Sallie Mae tells investors its role is secure.

NEW YORK - A top official of the Student Loan Marketing Association moved last week to assuage investors' concerns that Clinton administration policies would harm Sallie Mae.

"The government's student loan program is and will be the mainstay of higher-education financing," said Albert L. Lord, chief operating officer of the federal agency. Sallie's Mae's role as purchaser and servicer of student loans "fits in with Clinton's idea of public-private partnerships," he added.

"We think the student loan program is and will be a model" for other such partnerships, Mr. Lord said at a conference sponsored by Mabon Securities Corp.

He said many of the incoming administration's ideas, including a lowering of repayments for graduates who join a national service program, are not "mutually exclusive" to the government-guaranteed student loan program.

A "real risk" to Sallie Mae, Mr. Lord said, would be changing the loan program's structure so that the government would make loans directly, rather than through private-sector lenders. Sallie Mae remains opposed to direct lending, Mr. Lord said, because government costs would rise and schools would be less efficient than banks at originating the loans.

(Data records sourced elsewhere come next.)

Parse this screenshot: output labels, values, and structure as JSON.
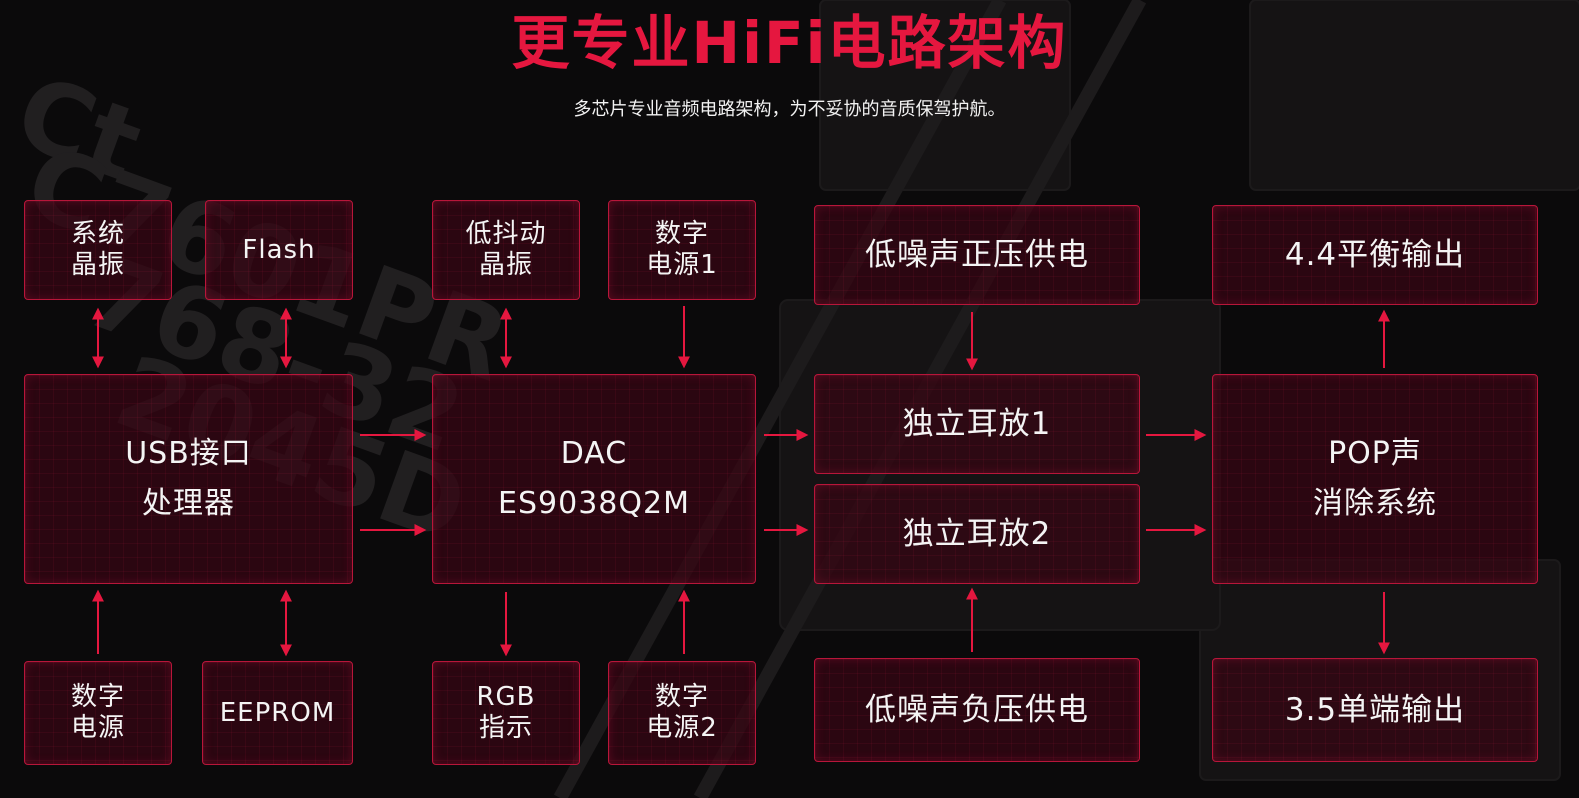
{
  "header": {
    "title": "更专业HiFi电路架构",
    "subtitle": "多芯片专业音频电路架构，为不妥协的音质保驾护航。"
  },
  "background": {
    "watermark_text": [
      "Ct",
      "C7601PR",
      "768-32",
      "2045D"
    ]
  },
  "blocks": {
    "sys_crystal": [
      "系统",
      "晶振"
    ],
    "flash": [
      "Flash"
    ],
    "usb": [
      "USB接口",
      "处理器"
    ],
    "digital_power": [
      "数字",
      "电源"
    ],
    "eeprom": [
      "EEPROM"
    ],
    "low_jitter_crystal": [
      "低抖动",
      "晶振"
    ],
    "digital_power_1": [
      "数字",
      "电源1"
    ],
    "dac": [
      "DAC",
      "ES9038Q2M"
    ],
    "rgb": [
      "RGB",
      "指示"
    ],
    "digital_power_2": [
      "数字",
      "电源2"
    ],
    "positive_power": [
      "低噪声正压供电"
    ],
    "amp_1": [
      "独立耳放1"
    ],
    "amp_2": [
      "独立耳放2"
    ],
    "negative_power": [
      "低噪声负压供电"
    ],
    "balanced_out": [
      "4.4平衡输出"
    ],
    "pop": [
      "POP声",
      "消除系统"
    ],
    "single_out": [
      "3.5单端输出"
    ]
  },
  "colors": {
    "accent": "#e5173f",
    "box_border": "#b8163a",
    "box_fill": "#380614",
    "text": "#f4f4f4",
    "background": "#0b0a0b"
  }
}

He added that such a program would "fail in its ability to distribute credit." The direct-lending proposal "lives and dies on the practicalities of [government's] ability to do it."

Mr. Lord also projected that because of wider margins, Sallie Mae's per-share earnings for 1992 would rise 20% from 1991's $3.55, even though loan volume is up only 10%.

He predicted 15% earnings growth annually over the next five years, with volume growing 10% next year and in the low double digits from 1994 on.